Tal reflexão assevera-se ao avançarmos para a complexidade que se constitui ao deslocarmos para o conceito de contexto, que parte da necessidade de recomposição do todo por intermédio das partes, que se constitui do local para o global (MORIN, 1999), como evidenciado no documento narrativo produzido pelas professoras Joyce Passos (2019) e Maria Rosa Alves (2019). Refletem que é necessária, para o cotidiano do ensino médio no território rural, a reorganização do seu fazer, considerando a dimensão identitária produzida nos sujeitos por intermédio das experiências e modos de vida no cotidiano da escola nas ruralidades. Tais aspectos partem das várias formas em que estes sujeitos passam a nomear o seu lugar, dentre os quais destacam-se: morador da roça, catingueiro, ribeirinho, de sequeiro, são mais comuns de se ouvir e representam significativamente o lugar do rural como símbolo de vida e possibilidade de crescimento, outros rurais e novas possibilidades.
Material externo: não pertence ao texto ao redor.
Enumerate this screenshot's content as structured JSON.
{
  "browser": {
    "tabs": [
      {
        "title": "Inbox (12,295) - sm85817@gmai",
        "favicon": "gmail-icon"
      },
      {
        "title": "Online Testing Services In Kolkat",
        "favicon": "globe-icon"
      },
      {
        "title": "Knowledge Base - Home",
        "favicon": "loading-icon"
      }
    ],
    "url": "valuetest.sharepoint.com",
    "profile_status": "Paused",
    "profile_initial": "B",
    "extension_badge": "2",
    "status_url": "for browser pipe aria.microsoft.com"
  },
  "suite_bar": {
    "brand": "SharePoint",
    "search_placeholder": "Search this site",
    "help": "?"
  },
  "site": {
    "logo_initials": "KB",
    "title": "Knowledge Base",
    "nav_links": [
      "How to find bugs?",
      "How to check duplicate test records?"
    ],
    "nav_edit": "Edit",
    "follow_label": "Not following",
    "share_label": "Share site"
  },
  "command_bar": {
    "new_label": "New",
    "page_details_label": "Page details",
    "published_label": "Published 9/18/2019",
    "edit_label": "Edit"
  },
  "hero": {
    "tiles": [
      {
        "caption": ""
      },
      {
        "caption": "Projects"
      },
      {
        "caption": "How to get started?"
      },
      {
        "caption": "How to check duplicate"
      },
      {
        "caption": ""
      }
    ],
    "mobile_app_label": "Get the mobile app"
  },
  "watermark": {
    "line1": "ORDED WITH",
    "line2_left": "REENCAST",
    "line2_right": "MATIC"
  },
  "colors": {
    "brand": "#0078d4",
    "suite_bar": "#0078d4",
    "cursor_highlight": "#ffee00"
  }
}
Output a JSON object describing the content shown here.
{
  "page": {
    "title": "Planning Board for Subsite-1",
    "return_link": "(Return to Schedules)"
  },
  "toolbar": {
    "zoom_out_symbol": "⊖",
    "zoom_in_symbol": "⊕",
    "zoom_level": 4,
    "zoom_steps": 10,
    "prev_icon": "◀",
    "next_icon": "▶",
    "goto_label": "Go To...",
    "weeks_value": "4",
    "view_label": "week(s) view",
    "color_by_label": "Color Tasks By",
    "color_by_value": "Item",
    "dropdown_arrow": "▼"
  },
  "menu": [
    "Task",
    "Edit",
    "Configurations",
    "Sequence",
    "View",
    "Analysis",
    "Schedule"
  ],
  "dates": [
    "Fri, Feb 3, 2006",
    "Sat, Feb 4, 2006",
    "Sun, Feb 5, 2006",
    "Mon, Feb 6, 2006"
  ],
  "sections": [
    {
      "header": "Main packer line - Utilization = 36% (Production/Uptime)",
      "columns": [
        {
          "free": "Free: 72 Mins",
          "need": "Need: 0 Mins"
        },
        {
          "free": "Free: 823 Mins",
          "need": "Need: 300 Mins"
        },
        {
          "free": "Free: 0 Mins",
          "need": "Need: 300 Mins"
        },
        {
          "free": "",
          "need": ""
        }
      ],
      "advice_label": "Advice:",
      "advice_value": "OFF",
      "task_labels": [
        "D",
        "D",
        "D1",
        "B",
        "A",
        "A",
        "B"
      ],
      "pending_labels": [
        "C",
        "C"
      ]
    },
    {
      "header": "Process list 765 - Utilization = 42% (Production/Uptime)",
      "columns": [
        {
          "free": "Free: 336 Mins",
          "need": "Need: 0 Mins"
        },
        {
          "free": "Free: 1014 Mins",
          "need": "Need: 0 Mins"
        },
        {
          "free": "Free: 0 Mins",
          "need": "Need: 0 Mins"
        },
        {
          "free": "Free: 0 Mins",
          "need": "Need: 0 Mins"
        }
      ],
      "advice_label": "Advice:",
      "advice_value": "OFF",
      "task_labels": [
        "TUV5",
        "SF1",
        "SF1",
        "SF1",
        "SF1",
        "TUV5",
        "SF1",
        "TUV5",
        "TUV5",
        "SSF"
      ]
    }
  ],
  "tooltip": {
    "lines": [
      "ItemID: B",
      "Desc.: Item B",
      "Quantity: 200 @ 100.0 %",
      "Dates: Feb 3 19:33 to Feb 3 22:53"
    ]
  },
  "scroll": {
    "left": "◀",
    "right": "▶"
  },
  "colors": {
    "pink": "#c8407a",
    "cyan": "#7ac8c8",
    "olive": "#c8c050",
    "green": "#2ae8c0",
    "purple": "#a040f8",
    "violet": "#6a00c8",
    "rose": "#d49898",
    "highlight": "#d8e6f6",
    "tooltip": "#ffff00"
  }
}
Nesse sentido, o grupo de professores (as) provocados (as) ao narrar suas experiências e, em decorrência da não uniformidade de concepção do que venha a ser o lugar do rural, das ruralidades, do campo ou simplesmente o encontro com os saberes, refletem sobre o lugar e o conhecimento que dali nasce. Desse modo, constitui uma possibilidade de conceituar o cotidiano de suas experiências, tomado pela noção de lugar e o que nele ocorre de maneira não natural e contingente em que o foco no tempo se faz pertinente para pensar o processo educativo num cotidiano desancorado.

Esse cotidiano do imprevisível, ou do previsto, como demarca a professora Rosa Alves em seu texto, ao relatar os fazeres vividos pelos alunos ao longo do dia, se constitui como elemento limítrofe no momento de se pensar e planejar as ações e, assim, compor o cotidiano de suas atividades. O ensino médio, diante desse cotidiano, relaciona-se ao tempo e ao experienciado nesse lugar das ruralidades, e nos leva ao diálogo direto com Santos (2010, p. 592), ao dizer que,

No lugar - um cotidiano compartido entre as mais diversas pessoas, firmas e instituições - cooperação e conflito são a base da vida em comum. Porque cada qual exerce uma ação própria, a vida social se individualiza; e porque a contiguidade é criadora da comunhão, a política se territorializa, com o confronto entre organização e espontaneidade.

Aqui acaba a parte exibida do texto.